Rabu 30 Aug 2017 08:56 WIB

Asosiasi Pengkaji Film Indonesia Gelar Konferensi Pertama

Rep: Wahyu Suryana/ Red: Esthi Maharani
Film
Foto: pixabay
Film

REPUBLIKA.CO.ID, BANTUL -- Untuk pertama kalinya Konferensi Film Indonesia dan Rapat Paripurna Satu digelar. Konferensi dihelat Asosiasi Pengkaji Film Indonesia (Kafein) bekerjasama dengan Program Studi Ilmu Komunikasi Universitas Muhammadiyah Yogyakarta (IK UMY).

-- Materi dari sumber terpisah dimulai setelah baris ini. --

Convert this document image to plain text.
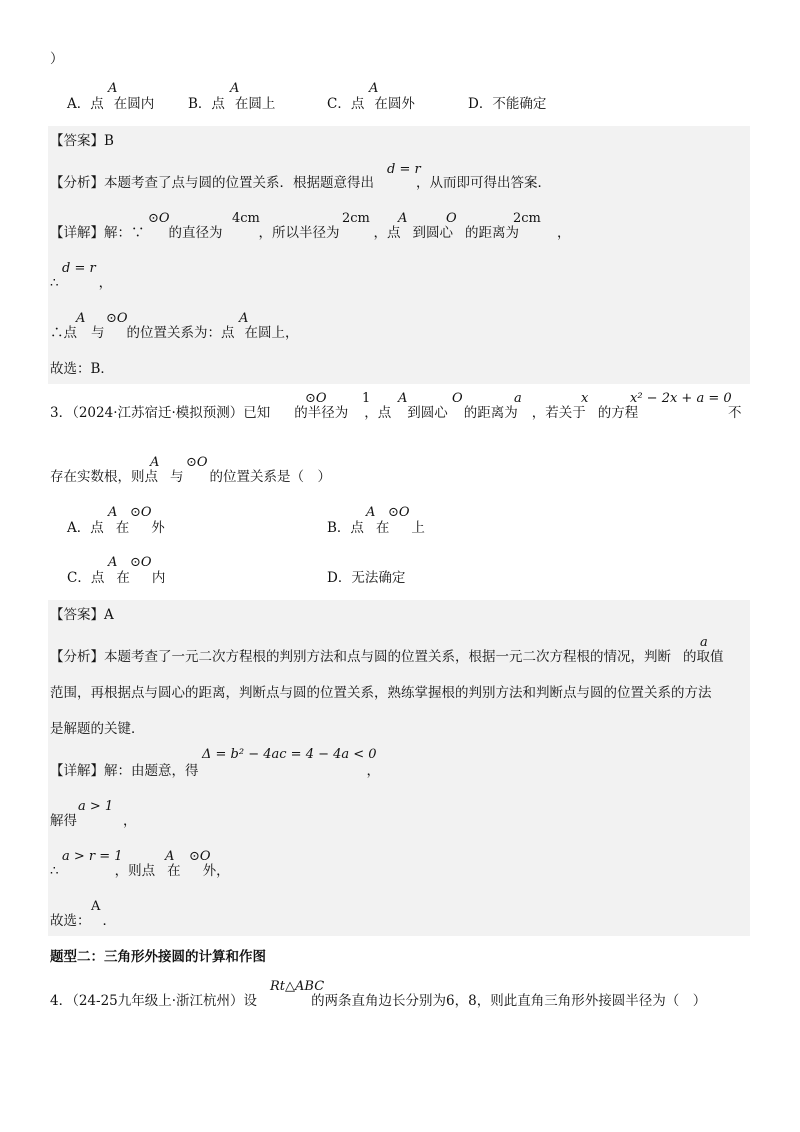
）
A
A．点 在圆内
A
B．点 在圆上
A
C．点 在圆外	D．不能确定
【答案】B
d = r
【分析】本题考查了点与圆的位置关系．根据题意得出	，从而即可得出答案．
⊙O	4cm	2cm A	O	2cm
【详解】解：∵ 的直径为	，所以半径为	，点 到圆心 的距离为	，
d = r
∴	，
A ⊙O	A
∴点 与 的位置关系为：点 在圆上，
故选：B．
⊙O	1 A	O	a	x	x² − 2x + a = 0
3．（2024·江苏宿迁·模拟预测）已知 的半径为 ，点 到圆心 的距离为 ，若关于 的方程	不
A ⊙O
存在实数根，则点 与 的位置关系是（　）
A ⊙O
A．点 在 外
A ⊙O
B．点 在 上
A ⊙O
C．点 在 内	D．无法确定
【答案】A
a
【分析】本题考查了一元二次方程根的判别方法和点与圆的位置关系，根据一元二次方程根的情况，判断 的取值
范围，再根据点与圆心的距离，判断点与圆的位置关系，熟练掌握根的判别方法和判断点与圆的位置关系的方法
是解题的关键．
Δ = b² − 4ac = 4 − 4a < 0
【详解】解：由题意，得	，
a > 1
解得	，
a > r = 1	A ⊙O
∴	，则点 在 外，
A
故选： ．
题型二：三角形外接圆的计算和作图
Rt△ABC
4．（24-25九年级上·浙江杭州）设	的两条直角边长分别为6，8，则此直角三角形外接圆半径为（　）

Perhelatan diselenggarakan selama tiga hari sejak 28-31 Agustus 2017 di Amphitheater Gedung KH Ibrahim Kampus Terpadu UMY. Rektor Institut Kesenian Jakarta (IKJ), Seno Gumira Ajidarma mengatakan, kegiatan ini bukan sekadar konferensi tapi peristiwa penting.

"Bukan saja bidang ilmunya, ini adalah hal baru karena merupakan sebuah kajian film yang bukan seperti kritik, tapi lebih kepada penelitian film," kata Seno, Selasa (29/8).

Ia menekankan, ada perbedaan pengkaji dan kritikus karena kritikus sering diposisikan sebagai orang yang mengerti segalanya. Hal itu dikarenakan tugasnya setelah mempertimbangkan menentukan baik atau buruk film, namun bagian penting sosialisasi film.

Seno merasa, kritikus harus dapat hadir sebagai bagian dari wacana sosial budaya secara proporsional, mengimbangi mesin promosi yang penuh selubung manipulasi. Termasuk, mendekatkan jarak saat film hadirkan bahasa visual baru yang belum dikenal.

"Berbeda dengan pengkaji yang memiliki arti menyelidiki, mempelajari dan menguji, sehingga pengkaji diposisikan lebih rendah hati," ujar Seno.

Selain itu, ia mengingatkan pentingnya literasi media bagi masyarakat karena saat ini banyak orang sering tidak sadar tentang media. Terlebbih, semua usia saat ini sudah sangat sering melihat media dan lebih baik jika mengerti tentang apa yang ditonton.

Untuk itu, perlu dilakukan berbagai penelitian guna memperbaikinya sebagai langkah strategis yang penting. Peneliti selaku manusianya perlu memperbanyak kajian metode-metode yang seharusnya digunakan dalam meneliti film melalui diskusi dan referensi atau sejarah.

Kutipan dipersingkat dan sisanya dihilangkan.